Фелисити (с упреком смотрит на него, чуть не плачет). Дед, по-моему, это предательство…
Кендл. Предательство? Почему?
Фелисити. Ты прекрасно знаешь – если только все решительно не забыл, – мы всегда были друзьями. Мы всегда друг другу все рассказывали. А теперь ты так себя ведешь, будто мы не друзья, будто я заодно с отцом и всей его компанией, будто я не целиком на твоей стороне…
Кендл. Нет-нет, Фелисити. Это просто… (Умолкает.)
Фелисити. Просто – что?
Кендл. Да ничего. Ты вот что мне скажи: как ты думаешь, могла бы ты чем-нибудь помочь молодому человеку по имени Стэн?
Фелисити. Чем-нибудь – да. Только без панибратства. Что до меня, то ни о каких Стэнах не может быть и речи. Это «неприкасаемые».
Кендл (печально). Должно быть, он чувствует то же самое. Поэтому-то вы и погубите Англию…
Фелисити (с полушутливым-полусерьезным отчаянием). О ты, старое чудовище, я знаю, нельзя поднимать шум из-за пустяков, но что ты такое говоришь? Как мы можем погубить Англию? И кто этот Стэн? И почему я должна ему помогать?
Торопливо входит сиделка Петтон.
Сиделка Петтон (сурово). Мне все равно, о чем вы тут говорите, но я не могу разрешить вам оставаться здесь, мисс. Через несколько минут придут врачи, мы не можем допустить, чтобы больной был так взволнован. Я должна еще прибрать здесь…
Фелисити (вскакивая). Хорошо, я ухожу… (Поспешно прикасается губами ко лбу Кендла. Нежно) Спокойной ночи, родной. Я здесь, когда бы ты меня ни позвал.
Кендл (устало). Спокойной ночи, милая.
Фелисити уходит чуть не плача. Сиделка Петтон начинает оправлять постель.
Маленькая комната с надписью на двери «Приемная», о которой говорила миссис Бистон. Кеннет разговаривает с Пенелопой, у обоих в руках рюмки.
Пенелопа. Писатель, да? Что же вы пишете?
Кеннет (очень торжественно, почти мрачно). О, ничего серьезного, эпического. Легкая, остроумная вещица…
Пенелопа. Ну! А что вы уже сделали?
Кеннет. Я закончил первую половину балета об эскимосах, который называется «Жизнь в иглу». А также часть ревю, еще не завершенного, под названием «А нам наплевать».
Пенелопа. Рискованное заглавие.
Кеннет (многозначительно). Написано очень остро, прямо-таки беспощадно. О, хэлло, Фелисити!
Входит Фелисити.
Знакомьтесь: Пенелопа Бейн из «Дейли уайер» – моя кузина Фелисити Кендл.
Пенелопа. Вам удалось повидаться с дедушкой?
Фелисити. Да, но я ничего не узнала. Правда, врачи только что приехали. Так что вам придется подождать. Простите. (Кеннету) Где же наша комната?
Кеннет. Да я как раз туда шел. (Пенелопе.) Извините.
Уходят в гостиную.
Гостиная – маленькая, мрачная, запущенная комната.
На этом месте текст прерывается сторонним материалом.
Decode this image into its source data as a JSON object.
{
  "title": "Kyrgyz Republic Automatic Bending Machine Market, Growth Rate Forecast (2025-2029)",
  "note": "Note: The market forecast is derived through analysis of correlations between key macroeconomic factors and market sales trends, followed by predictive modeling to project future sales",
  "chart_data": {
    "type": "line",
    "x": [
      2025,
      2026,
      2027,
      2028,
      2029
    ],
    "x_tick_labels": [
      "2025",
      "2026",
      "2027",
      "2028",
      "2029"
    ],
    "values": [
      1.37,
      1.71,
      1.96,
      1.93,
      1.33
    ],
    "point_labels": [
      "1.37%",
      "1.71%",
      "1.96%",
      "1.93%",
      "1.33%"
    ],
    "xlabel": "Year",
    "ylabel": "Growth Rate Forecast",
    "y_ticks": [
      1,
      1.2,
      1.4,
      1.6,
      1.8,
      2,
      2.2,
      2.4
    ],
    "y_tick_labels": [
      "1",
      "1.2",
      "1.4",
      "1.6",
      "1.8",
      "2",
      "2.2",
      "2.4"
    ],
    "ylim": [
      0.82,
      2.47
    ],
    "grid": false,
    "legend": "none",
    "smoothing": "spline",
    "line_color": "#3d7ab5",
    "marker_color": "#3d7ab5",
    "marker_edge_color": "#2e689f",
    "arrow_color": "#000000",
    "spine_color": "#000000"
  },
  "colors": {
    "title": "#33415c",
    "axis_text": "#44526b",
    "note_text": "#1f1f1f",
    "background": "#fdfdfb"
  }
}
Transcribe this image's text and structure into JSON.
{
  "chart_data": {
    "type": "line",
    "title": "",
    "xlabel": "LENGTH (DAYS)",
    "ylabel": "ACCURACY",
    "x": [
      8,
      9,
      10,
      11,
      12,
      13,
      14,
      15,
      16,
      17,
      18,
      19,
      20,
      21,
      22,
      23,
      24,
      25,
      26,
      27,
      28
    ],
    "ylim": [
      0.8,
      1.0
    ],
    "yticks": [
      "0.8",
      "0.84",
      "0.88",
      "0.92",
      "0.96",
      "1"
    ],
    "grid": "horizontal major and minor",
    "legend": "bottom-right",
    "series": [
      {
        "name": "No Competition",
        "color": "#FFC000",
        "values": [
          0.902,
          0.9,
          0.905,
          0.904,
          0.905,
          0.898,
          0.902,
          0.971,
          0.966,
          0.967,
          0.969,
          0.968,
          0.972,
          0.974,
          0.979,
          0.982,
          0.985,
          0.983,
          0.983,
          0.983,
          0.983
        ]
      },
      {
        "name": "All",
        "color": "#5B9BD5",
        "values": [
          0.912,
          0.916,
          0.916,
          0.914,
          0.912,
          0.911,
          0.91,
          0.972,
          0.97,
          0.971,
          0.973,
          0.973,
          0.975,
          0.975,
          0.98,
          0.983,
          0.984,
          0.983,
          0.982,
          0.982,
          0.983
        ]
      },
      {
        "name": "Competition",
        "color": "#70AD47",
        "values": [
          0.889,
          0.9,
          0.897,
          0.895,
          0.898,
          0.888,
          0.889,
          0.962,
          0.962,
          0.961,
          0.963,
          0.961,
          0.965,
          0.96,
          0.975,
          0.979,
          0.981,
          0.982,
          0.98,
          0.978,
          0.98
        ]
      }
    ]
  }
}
Сэр Эдмунд сидит за столом, перед ним – какие-то бумаги и большой чиновничий портфель. Он пытается работать, но Гермиона все время с ним заговаривает. Она полупьяна, вид у нее несчастный и жалкий.
Гермиона. Может быть, я ему и не нужна – это я и сама понимаю, – но у меня столько же прав на свидание с отцом, сколько и у тебя. На самом деле – даже больше. Он по-своему любит меня, а тебя терпеть не может, тебя вообще никто терпеть не может – я имею в виду разумных людей, а не политиков, чиновников и джентльменов из «Атенэума». (Замечает Фелисити и Кеннета.) Хэлло, и вы здесь. Вы когда-нибудь видели комнату хуже этой? Ну как, ты была у него, Фелисити?
Фелисити. Только одну минутку. Потом какая-то кошмарная сиделка вышвырнула меня оттуда.
Сэр Эдмунд (задумчиво смотрит на нее). Что он тебе сказал?
Фелисити. Он сказал, что не знает, как он себя чувствует.
Сэр Эдмунд. И это все?
Фелисити (явно не хочет рассказывать). Когда я у него спросила, что все это значит, он начал что-то сбивчиво рассказывать, но тут в комнату ворвалась сиделка.
Сэр Эдмунд (угрюмо). Я полагаю, мы будем вынуждены признать, что рассудок его не совсем в порядке…
Гермиона. Ты считаешь, что только твой рассудок в порядке…
Сэр Эдмунд (раздраженно). Ах, не говори глупостей, Гермиона!